The bartender smiled or sneered, Leonid wasn’t sure which. He wanted a scotch with his fizzy water but the ulcer in his stomach would keep him up half the night if he had it.
“Why?” Leonid asked the beautiful girl.
“Why do I want to know?”
“No. Why do you think he’s going to see her tomorrow night?”
“Because he told me that he had to go with his boss to see The Magic Flute at Carnegie Hall. But there is no opera scheduled.”
“You seem to have it all worked out yourself. Why would you need a detective?”
“Because of Dick’s mother,” Karmen Brown said. “She told me that I wasn’t worthy of her son. She said that I was common and coarse and that I was just using him.”
The anger twisted Karmen’s face until even her ethereal beauty turned into something ugly.
“And you want to rub her face in it?” Leonid asked. “Why wouldn’t she be happy that her boy found another girl?”
“I think that the woman he’s seeing is married and older, way older. If I could get pictures of them then when I leave at least she won’t be so smug.”
Leonid wondered if that would be enough to hurt Dick’s mother. He also wondered why Karmen suspected that Dick was seeing an older married woman. He had a lot of questions but didn’t ask them. Why question a cash cow? After all, he had two rents to pay.
The detective looked over the information and glanced at the cash, held together by an oversized paper clip, while the young bartender placed the water by his elbow.
The photograph was of a man whom he took to be Richard Mallory. He was a young white man whose face seemed unfinished. There was a mustache that wasn’t quite thick enough and a mop of brown hair that would always defy a comb. He seemed uncomfortable standing there in front of the Rockefeller Center skating rink.
“Okay, Miss Brown,” Leonid said. “I’ll take it on. Maybe we’ll both get lucky and it’ll be over by tomorrow night.”
“Karma,” she said. “Call me Karma. Everybody does.”
Leonid got down to Elizabeth Street a little after ten-thirty. He rang Gert’s bell and shouted his name into the security microphone. He had to raise his voice to be heard over the roar of a passing motorcycle.
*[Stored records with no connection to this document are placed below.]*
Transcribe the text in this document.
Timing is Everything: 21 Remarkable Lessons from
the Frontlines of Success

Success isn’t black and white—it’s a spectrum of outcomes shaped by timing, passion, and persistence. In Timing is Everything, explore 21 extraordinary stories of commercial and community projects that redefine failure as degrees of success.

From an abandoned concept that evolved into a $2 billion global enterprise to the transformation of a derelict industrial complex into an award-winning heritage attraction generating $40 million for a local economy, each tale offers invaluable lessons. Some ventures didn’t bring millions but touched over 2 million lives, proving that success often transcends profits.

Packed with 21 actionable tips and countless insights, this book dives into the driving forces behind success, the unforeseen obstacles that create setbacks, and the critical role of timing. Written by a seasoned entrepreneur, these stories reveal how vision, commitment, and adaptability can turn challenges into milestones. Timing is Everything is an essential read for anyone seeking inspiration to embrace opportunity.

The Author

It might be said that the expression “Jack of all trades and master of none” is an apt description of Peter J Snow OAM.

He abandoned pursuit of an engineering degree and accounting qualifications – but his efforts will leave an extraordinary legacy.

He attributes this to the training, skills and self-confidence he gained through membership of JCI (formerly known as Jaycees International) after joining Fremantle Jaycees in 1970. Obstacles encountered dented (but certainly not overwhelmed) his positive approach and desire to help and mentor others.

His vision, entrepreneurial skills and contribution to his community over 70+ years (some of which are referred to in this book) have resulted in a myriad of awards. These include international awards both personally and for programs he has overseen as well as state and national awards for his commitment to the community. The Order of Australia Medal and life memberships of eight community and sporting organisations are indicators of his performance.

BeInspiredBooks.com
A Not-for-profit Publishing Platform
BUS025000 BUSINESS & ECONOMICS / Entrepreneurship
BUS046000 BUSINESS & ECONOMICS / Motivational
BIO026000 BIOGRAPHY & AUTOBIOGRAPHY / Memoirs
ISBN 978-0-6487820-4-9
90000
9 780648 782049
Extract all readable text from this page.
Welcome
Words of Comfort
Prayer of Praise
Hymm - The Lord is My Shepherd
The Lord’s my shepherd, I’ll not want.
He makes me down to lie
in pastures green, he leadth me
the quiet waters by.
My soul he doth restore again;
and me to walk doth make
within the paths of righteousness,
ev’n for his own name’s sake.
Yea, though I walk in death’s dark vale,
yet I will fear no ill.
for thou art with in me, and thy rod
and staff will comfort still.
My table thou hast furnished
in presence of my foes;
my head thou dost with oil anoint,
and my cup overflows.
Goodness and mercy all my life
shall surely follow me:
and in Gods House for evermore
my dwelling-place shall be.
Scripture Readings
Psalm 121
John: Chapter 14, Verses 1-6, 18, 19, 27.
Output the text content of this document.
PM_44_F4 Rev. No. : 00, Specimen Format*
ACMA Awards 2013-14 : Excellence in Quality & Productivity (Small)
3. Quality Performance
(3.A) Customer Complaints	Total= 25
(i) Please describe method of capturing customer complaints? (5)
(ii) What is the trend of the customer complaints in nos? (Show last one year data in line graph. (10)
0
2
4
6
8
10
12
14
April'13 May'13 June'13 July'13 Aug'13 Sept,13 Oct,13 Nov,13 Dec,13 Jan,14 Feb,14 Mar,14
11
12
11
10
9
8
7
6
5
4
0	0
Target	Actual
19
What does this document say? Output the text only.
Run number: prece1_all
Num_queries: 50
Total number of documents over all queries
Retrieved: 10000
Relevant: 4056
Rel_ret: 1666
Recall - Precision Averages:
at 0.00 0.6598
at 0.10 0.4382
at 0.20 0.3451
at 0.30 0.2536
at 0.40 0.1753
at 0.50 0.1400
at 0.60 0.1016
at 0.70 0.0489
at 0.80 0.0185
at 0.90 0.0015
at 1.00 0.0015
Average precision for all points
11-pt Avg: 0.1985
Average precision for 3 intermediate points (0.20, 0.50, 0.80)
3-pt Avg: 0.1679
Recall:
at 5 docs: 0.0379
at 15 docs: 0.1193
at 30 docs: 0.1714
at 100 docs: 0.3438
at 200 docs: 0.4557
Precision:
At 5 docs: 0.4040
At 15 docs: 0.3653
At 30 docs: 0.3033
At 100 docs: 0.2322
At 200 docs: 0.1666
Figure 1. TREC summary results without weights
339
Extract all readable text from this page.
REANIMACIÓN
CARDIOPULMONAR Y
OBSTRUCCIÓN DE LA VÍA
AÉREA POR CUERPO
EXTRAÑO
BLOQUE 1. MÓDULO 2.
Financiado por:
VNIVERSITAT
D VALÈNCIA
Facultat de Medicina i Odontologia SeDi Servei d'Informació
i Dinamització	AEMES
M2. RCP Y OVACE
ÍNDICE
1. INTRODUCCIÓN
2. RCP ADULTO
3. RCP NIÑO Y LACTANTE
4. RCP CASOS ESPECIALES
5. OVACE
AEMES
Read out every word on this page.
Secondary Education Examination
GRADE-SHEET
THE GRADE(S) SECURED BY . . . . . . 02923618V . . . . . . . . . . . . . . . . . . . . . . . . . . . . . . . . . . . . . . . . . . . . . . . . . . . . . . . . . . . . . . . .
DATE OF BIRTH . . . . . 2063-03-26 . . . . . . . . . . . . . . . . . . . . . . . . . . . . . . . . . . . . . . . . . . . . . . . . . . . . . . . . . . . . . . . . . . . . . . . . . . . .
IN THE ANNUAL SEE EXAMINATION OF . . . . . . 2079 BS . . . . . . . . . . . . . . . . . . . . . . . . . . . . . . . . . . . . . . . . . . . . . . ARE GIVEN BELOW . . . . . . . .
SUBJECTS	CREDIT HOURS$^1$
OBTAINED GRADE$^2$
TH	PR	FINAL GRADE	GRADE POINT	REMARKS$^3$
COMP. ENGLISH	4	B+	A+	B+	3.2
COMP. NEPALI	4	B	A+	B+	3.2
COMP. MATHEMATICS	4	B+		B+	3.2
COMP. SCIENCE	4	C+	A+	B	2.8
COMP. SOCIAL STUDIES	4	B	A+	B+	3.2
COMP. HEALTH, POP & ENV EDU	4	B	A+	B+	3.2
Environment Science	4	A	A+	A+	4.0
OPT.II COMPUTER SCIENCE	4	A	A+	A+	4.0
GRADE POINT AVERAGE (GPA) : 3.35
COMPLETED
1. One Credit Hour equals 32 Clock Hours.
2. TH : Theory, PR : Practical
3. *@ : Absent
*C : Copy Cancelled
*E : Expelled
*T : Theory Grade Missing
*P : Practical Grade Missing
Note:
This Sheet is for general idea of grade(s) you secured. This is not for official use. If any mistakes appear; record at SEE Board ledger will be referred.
Gert Longman lived in a small studio on the third floor of a stucco building put up in the fifties. The ceiling was low but the room was pretty big and Gert had set it up nicely. There was a red sofa and a mahogany coffee table with cherry wood cabinets that had glass doors along the far wall. She had no kitchen but there was a miniature refrigerator in one corner with a coffee percolator and a toaster on top. Gert also had a CD player. When Leonid got there she was playing Ella Fitzgerald singing Cole Porter tunes.
Leonid appreciated the music and said so.
“I like it,” Gert said, somehow managing to negate Leonid’s compliment.